Il trattamento riservato a Zelensky, così come era accaduto con il ritiro di Joe Biden dall’Afghanistan, servirà inoltre alla Cina per lanciare un monito ai vicini asiatici. Come a dire: «Non fatevi arruolare da Washington in crociate anti cinesi, perché poi quando avrete bisogno del loro aiuto vi abbandoneranno». Biden ha passato quattro anni a cercare di rassicurare gli alleati regionali, riuscendo a rinsaldare un’architettura di sicurezza che ora però rischia di sgretolarsi.

I FILMATI in cui Trump e Vance umiliano Zelensky vengono osservati con particolare sgomento a Taiwan, dove c’è chi inizia a temere un simile trattamento da parte degli Usa, il cui comportamento potrebbe allo stesso modo accelerare le azioni di Pechino. Taipei sta faticosamente cercando un modo per ammansire la Casa bianca con acquisti di armi e accordi sulle catene di approvvigionamento, ma senza cedere al diktat del trasferimento tecnologico sui chip.
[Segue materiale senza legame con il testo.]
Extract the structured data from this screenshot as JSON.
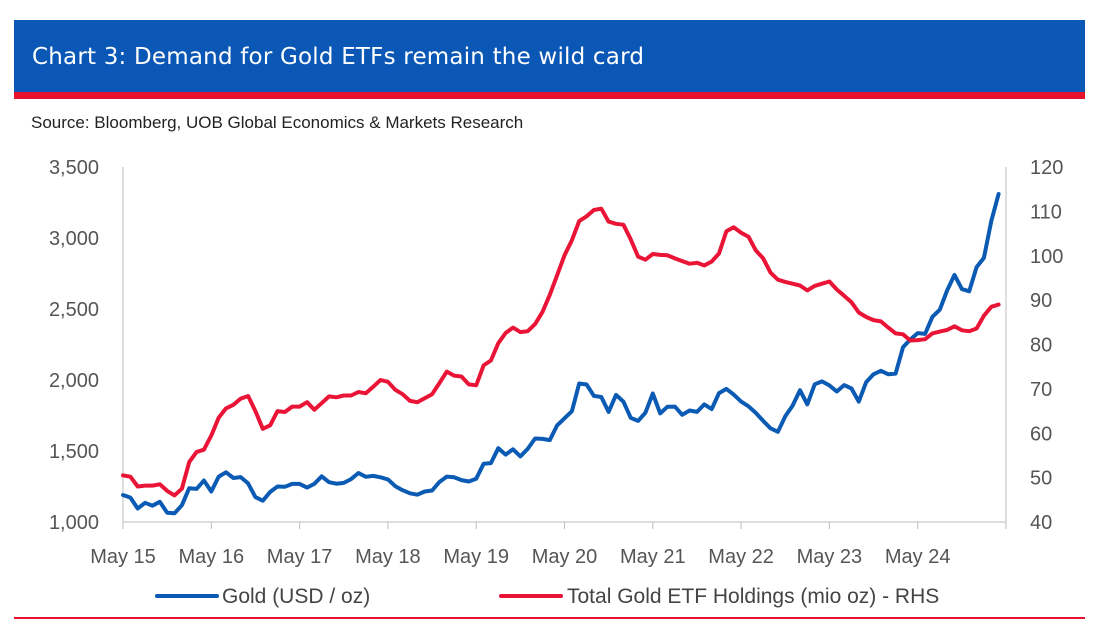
{
  "header": {
    "title": "Chart 3: Demand for Gold ETFs remain the wild card",
    "source": "Source: Bloomberg, UOB Global Economics & Markets Research"
  },
  "colors": {
    "brand_blue": "#0a57b5",
    "brand_red": "#e8112d",
    "gold_line": "#0b5ab3",
    "etf_line": "#ea1536"
  },
  "chart_data": {
    "type": "line",
    "x_labels": [
      "May 15",
      "May 16",
      "May 17",
      "May 18",
      "May 19",
      "May 20",
      "May 21",
      "May 22",
      "May 23",
      "May 24"
    ],
    "ylim_left": [
      1000,
      3500
    ],
    "yticks_left": [
      "1,000",
      "1,500",
      "2,000",
      "2,500",
      "3,000",
      "3,500"
    ],
    "ylim_right": [
      40,
      120
    ],
    "yticks_right": [
      "40",
      "50",
      "60",
      "70",
      "80",
      "90",
      "100",
      "110",
      "120"
    ],
    "legend_position": "bottom",
    "series": [
      {
        "name": "Gold (USD / oz)",
        "axis": "left",
        "color": "#0b5ab3",
        "x": [
          "2015-05",
          "2015-06",
          "2015-07",
          "2015-08",
          "2015-09",
          "2015-10",
          "2015-11",
          "2015-12",
          "2016-01",
          "2016-02",
          "2016-03",
          "2016-04",
          "2016-05",
          "2016-06",
          "2016-07",
          "2016-08",
          "2016-09",
          "2016-10",
          "2016-11",
          "2016-12",
          "2017-01",
          "2017-02",
          "2017-03",
          "2017-04",
          "2017-05",
          "2017-06",
          "2017-07",
          "2017-08",
          "2017-09",
          "2017-10",
          "2017-11",
          "2017-12",
          "2018-01",
          "2018-02",
          "2018-03",
          "2018-04",
          "2018-05",
          "2018-06",
          "2018-07",
          "2018-08",
          "2018-09",
          "2018-10",
          "2018-11",
          "2018-12",
          "2019-01",
          "2019-02",
          "2019-03",
          "2019-04",
          "2019-05",
          "2019-06",
          "2019-07",
          "2019-08",
          "2019-09",
          "2019-10",
          "2019-11",
          "2019-12",
          "2020-01",
          "2020-02",
          "2020-03",
          "2020-04",
          "2020-05",
          "2020-06",
          "2020-07",
          "2020-08",
          "2020-09",
          "2020-10",
          "2020-11",
          "2020-12",
          "2021-01",
          "2021-02",
          "2021-03",
          "2021-04",
          "2021-05",
          "2021-06",
          "2021-07",
          "2021-08",
          "2021-09",
          "2021-10",
          "2021-11",
          "2021-12",
          "2022-01",
          "2022-02",
          "2022-03",
          "2022-04",
          "2022-05",
          "2022-06",
          "2022-07",
          "2022-08",
          "2022-09",
          "2022-10",
          "2022-11",
          "2022-12",
          "2023-01",
          "2023-02",
          "2023-03",
          "2023-04",
          "2023-05",
          "2023-06",
          "2023-07",
          "2023-08",
          "2023-09",
          "2023-10",
          "2023-11",
          "2023-12",
          "2024-01",
          "2024-02",
          "2024-03",
          "2024-04",
          "2024-05",
          "2024-06",
          "2024-07",
          "2024-08",
          "2024-09",
          "2024-10",
          "2024-11",
          "2024-12",
          "2025-01",
          "2025-02",
          "2025-03",
          "2025-04"
        ],
        "values": [
          1190,
          1172,
          1095,
          1135,
          1115,
          1142,
          1065,
          1061,
          1118,
          1238,
          1233,
          1292,
          1215,
          1320,
          1350,
          1310,
          1316,
          1272,
          1175,
          1150,
          1212,
          1250,
          1248,
          1268,
          1268,
          1242,
          1268,
          1322,
          1280,
          1270,
          1275,
          1302,
          1345,
          1318,
          1325,
          1315,
          1300,
          1252,
          1224,
          1202,
          1192,
          1215,
          1222,
          1282,
          1320,
          1315,
          1295,
          1285,
          1305,
          1410,
          1415,
          1520,
          1475,
          1512,
          1462,
          1515,
          1588,
          1585,
          1577,
          1680,
          1730,
          1780,
          1975,
          1968,
          1888,
          1880,
          1775,
          1895,
          1848,
          1734,
          1712,
          1770,
          1905,
          1765,
          1812,
          1813,
          1755,
          1785,
          1775,
          1828,
          1795,
          1908,
          1937,
          1897,
          1848,
          1815,
          1768,
          1712,
          1660,
          1635,
          1745,
          1820,
          1928,
          1828,
          1970,
          1990,
          1962,
          1919,
          1964,
          1940,
          1848,
          1985,
          2040,
          2065,
          2040,
          2045,
          2230,
          2285,
          2330,
          2325,
          2445,
          2495,
          2630,
          2740,
          2640,
          2625,
          2795,
          2860,
          3120,
          3310
        ]
      },
      {
        "name": "Total Gold ETF Holdings (mio oz) - RHS",
        "axis": "right",
        "color": "#ea1536",
        "x": [
          "2015-05",
          "2015-06",
          "2015-07",
          "2015-08",
          "2015-09",
          "2015-10",
          "2015-11",
          "2015-12",
          "2016-01",
          "2016-02",
          "2016-03",
          "2016-04",
          "2016-05",
          "2016-06",
          "2016-07",
          "2016-08",
          "2016-09",
          "2016-10",
          "2016-11",
          "2016-12",
          "2017-01",
          "2017-02",
          "2017-03",
          "2017-04",
          "2017-05",
          "2017-06",
          "2017-07",
          "2017-08",
          "2017-09",
          "2017-10",
          "2017-11",
          "2017-12",
          "2018-01",
          "2018-02",
          "2018-03",
          "2018-04",
          "2018-05",
          "2018-06",
          "2018-07",
          "2018-08",
          "2018-09",
          "2018-10",
          "2018-11",
          "2018-12",
          "2019-01",
          "2019-02",
          "2019-03",
          "2019-04",
          "2019-05",
          "2019-06",
          "2019-07",
          "2019-08",
          "2019-09",
          "2019-10",
          "2019-11",
          "2019-12",
          "2020-01",
          "2020-02",
          "2020-03",
          "2020-04",
          "2020-05",
          "2020-06",
          "2020-07",
          "2020-08",
          "2020-09",
          "2020-10",
          "2020-11",
          "2020-12",
          "2021-01",
          "2021-02",
          "2021-03",
          "2021-04",
          "2021-05",
          "2021-06",
          "2021-07",
          "2021-08",
          "2021-09",
          "2021-10",
          "2021-11",
          "2021-12",
          "2022-01",
          "2022-02",
          "2022-03",
          "2022-04",
          "2022-05",
          "2022-06",
          "2022-07",
          "2022-08",
          "2022-09",
          "2022-10",
          "2022-11",
          "2022-12",
          "2023-01",
          "2023-02",
          "2023-03",
          "2023-04",
          "2023-05",
          "2023-06",
          "2023-07",
          "2023-08",
          "2023-09",
          "2023-10",
          "2023-11",
          "2023-12",
          "2024-01",
          "2024-02",
          "2024-03",
          "2024-04",
          "2024-05",
          "2024-06",
          "2024-07",
          "2024-08",
          "2024-09",
          "2024-10",
          "2024-11",
          "2024-12",
          "2025-01",
          "2025-02",
          "2025-03",
          "2025-04"
        ],
        "values": [
          50.5,
          50.2,
          48.0,
          48.2,
          48.2,
          48.5,
          47.0,
          46.0,
          47.5,
          53.5,
          55.8,
          56.3,
          59.5,
          63.5,
          65.6,
          66.4,
          67.8,
          68.4,
          65.0,
          61.0,
          61.8,
          65.0,
          64.8,
          66.0,
          66.0,
          67.0,
          65.3,
          66.8,
          68.3,
          68.1,
          68.5,
          68.5,
          69.3,
          69.0,
          70.5,
          72.0,
          71.6,
          69.8,
          68.8,
          67.3,
          67.0,
          67.9,
          68.8,
          71.3,
          73.9,
          73.0,
          72.8,
          71.0,
          70.8,
          75.3,
          76.4,
          80.3,
          82.6,
          83.8,
          82.8,
          83.0,
          84.6,
          87.3,
          91.2,
          95.6,
          100.1,
          103.5,
          107.8,
          108.9,
          110.3,
          110.6,
          107.7,
          107.2,
          107.0,
          103.7,
          99.8,
          99.1,
          100.4,
          100.2,
          100.1,
          99.4,
          98.8,
          98.2,
          98.4,
          97.8,
          98.7,
          100.5,
          105.5,
          106.4,
          105.2,
          104.3,
          101.2,
          99.4,
          96.2,
          94.6,
          94.1,
          93.7,
          93.3,
          92.2,
          93.2,
          93.7,
          94.2,
          92.4,
          91.0,
          89.5,
          87.2,
          86.2,
          85.5,
          85.2,
          83.8,
          82.5,
          82.3,
          80.9,
          81.0,
          81.2,
          82.5,
          82.9,
          83.3,
          84.1,
          83.2,
          83.0,
          83.6,
          86.5,
          88.5,
          89.0
        ]
      }
    ]
  }
}
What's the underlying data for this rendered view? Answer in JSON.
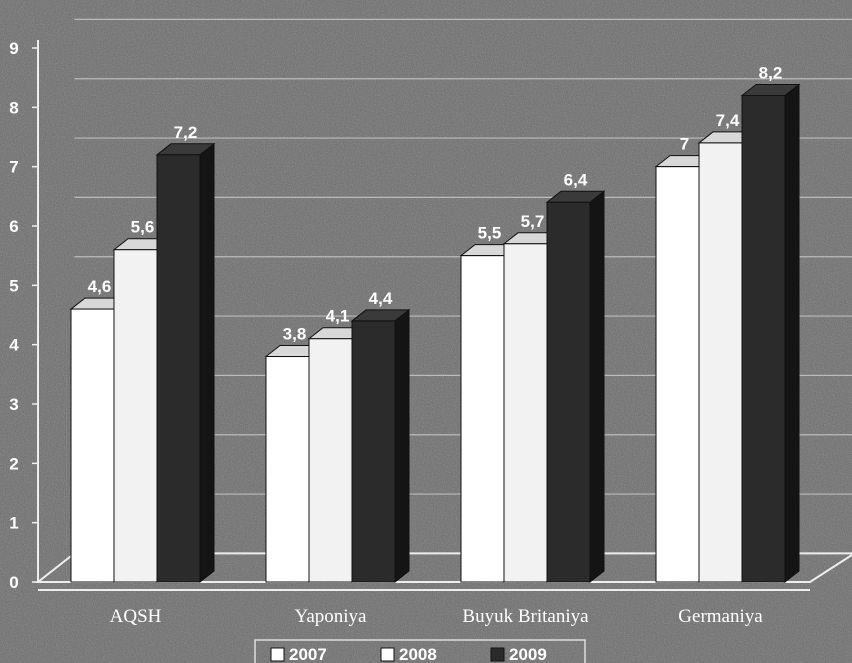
{
  "chart_data": {
    "type": "bar",
    "title": "",
    "xlabel": "",
    "ylabel": "",
    "categories": [
      "AQSH",
      "Yaponiya",
      "Buyuk Britaniya",
      "Germaniya"
    ],
    "series": [
      {
        "name": "2007",
        "values": [
          4.6,
          3.8,
          5.5,
          7.0
        ],
        "labels": [
          "4,6",
          "3,8",
          "5,5",
          "7"
        ]
      },
      {
        "name": "2008",
        "values": [
          5.6,
          4.1,
          5.7,
          7.4
        ],
        "labels": [
          "5,6",
          "4,1",
          "5,7",
          "7,4"
        ]
      },
      {
        "name": "2009",
        "values": [
          7.2,
          4.4,
          6.4,
          8.2
        ],
        "labels": [
          "7,2",
          "4,4",
          "6,4",
          "8,2"
        ]
      }
    ],
    "ylim": [
      0,
      9
    ],
    "yticks": [
      "0",
      "1",
      "2",
      "3",
      "4",
      "5",
      "6",
      "7",
      "8",
      "9"
    ],
    "grid": true,
    "legend_position": "bottom",
    "style": "3d",
    "colors": {
      "2007": "#ffffff",
      "2008": "#f2f2f2",
      "2009": "#2b2b2b",
      "background": "#6e6e6e",
      "grid": "#d0d0d0",
      "text": "#ffffff"
    }
  }
}
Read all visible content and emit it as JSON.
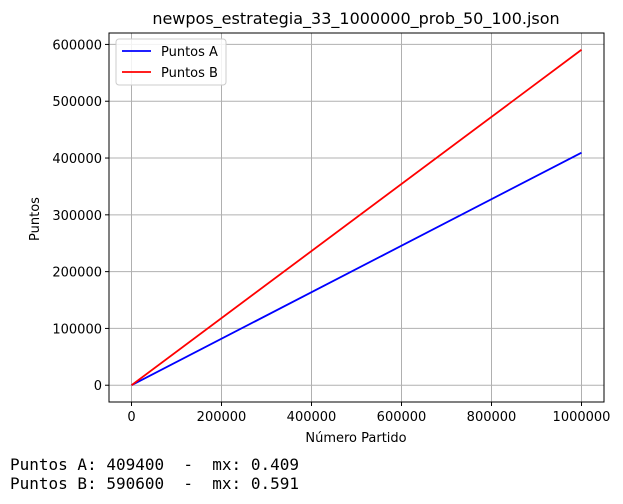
{
  "chart_data": {
    "type": "line",
    "title": "newpos_estrategia_33_1000000_prob_50_100.json",
    "xlabel": "Número Partido",
    "ylabel": "Puntos",
    "xlim": [
      -50000,
      1050000
    ],
    "ylim": [
      -29530,
      620130
    ],
    "xticks": [
      0,
      200000,
      400000,
      600000,
      800000,
      1000000
    ],
    "yticks": [
      0,
      100000,
      200000,
      300000,
      400000,
      500000,
      600000
    ],
    "grid": true,
    "legend_position": "top-left",
    "series": [
      {
        "name": "Puntos A",
        "color": "#0000ff",
        "x": [
          0,
          1000000
        ],
        "y": [
          0,
          409400
        ]
      },
      {
        "name": "Puntos B",
        "color": "#ff0000",
        "x": [
          0,
          1000000
        ],
        "y": [
          0,
          590600
        ]
      }
    ]
  },
  "footer": {
    "line_a": "Puntos A: 409400  -  mx: 0.409",
    "line_b": "Puntos B: 590600  -  mx: 0.591"
  }
}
Preoccupazione anche in Giappone, dove il premier Shigeru Ishiba continua a covare la tortuosa idea di una Nato asiatica, e in Corea del sud. A Seul cresce il partito di chi vorrebbe sviluppare armi nucleari autoctone per non dipendere dall’America. Un desiderio che si sta pericolosamente insinuando a diverse latitudini.